The runic text states that the stone was raised as a memorial by Alfkell and his sons in memory of his deceased relative Manni. Manni is described as being a landhirþiʀ or landhirði, an Old Norse word that means "guard of land" but is often translated as being a land or estate overseer or steward. Another inscription which uses this term is DR 134 in Ravnkilde. The owner of the land is named as Ketill the Norwegian. Here the word norrøna means Norseman but was used in Denmark at that time to denote a Norwegian. A small cross was carved at the top of the stone within the runic band separating the words suniʀ and risþu.

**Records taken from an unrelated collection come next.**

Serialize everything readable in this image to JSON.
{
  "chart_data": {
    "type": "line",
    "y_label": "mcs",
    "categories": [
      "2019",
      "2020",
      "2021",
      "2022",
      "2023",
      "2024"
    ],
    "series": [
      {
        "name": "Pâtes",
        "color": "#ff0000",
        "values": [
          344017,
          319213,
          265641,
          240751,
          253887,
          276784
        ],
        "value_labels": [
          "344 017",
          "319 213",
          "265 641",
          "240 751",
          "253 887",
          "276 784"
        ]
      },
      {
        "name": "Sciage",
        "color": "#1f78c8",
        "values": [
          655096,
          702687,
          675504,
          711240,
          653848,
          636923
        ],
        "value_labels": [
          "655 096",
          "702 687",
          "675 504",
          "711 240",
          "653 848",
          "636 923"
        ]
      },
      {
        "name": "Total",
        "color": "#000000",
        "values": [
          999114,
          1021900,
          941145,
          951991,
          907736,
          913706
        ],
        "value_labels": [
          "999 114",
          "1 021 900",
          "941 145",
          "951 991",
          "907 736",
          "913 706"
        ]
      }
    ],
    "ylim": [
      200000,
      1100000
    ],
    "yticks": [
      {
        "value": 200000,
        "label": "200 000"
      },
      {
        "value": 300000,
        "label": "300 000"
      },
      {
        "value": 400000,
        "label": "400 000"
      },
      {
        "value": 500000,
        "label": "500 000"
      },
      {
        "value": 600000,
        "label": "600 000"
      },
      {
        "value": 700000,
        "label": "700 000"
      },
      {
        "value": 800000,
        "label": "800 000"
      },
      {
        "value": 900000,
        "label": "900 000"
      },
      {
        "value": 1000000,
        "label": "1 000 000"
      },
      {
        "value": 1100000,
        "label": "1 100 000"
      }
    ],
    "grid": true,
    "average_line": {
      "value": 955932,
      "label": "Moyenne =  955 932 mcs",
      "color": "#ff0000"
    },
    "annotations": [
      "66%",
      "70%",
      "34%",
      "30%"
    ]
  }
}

The runestone is known locally as Egå-stenen (English: The Egå Stone).

==Inscription==
===Transliteration of the runes into Latin characters===
alfkil ÷ uk ÷ hns ÷ suniʀ ÷ risþu : stin : þansi : ift : ¶ * mana : sin : frinta : þans × uas * lantirþi ÷ kitils ÷ þis ÷ ¶ nuruna ÷

===Transcription into Old Norse===
Alfkel ok hans syniʀ resþu sten þænsi æft Manna, sin frænda, þans was landhirþiʀ Kætils þæs norrøna.

===Translation in English===
Alfkell and his sons raised this stone in memory of Manni, their kinsman, who was Ketill the Norwegian's estate-steward.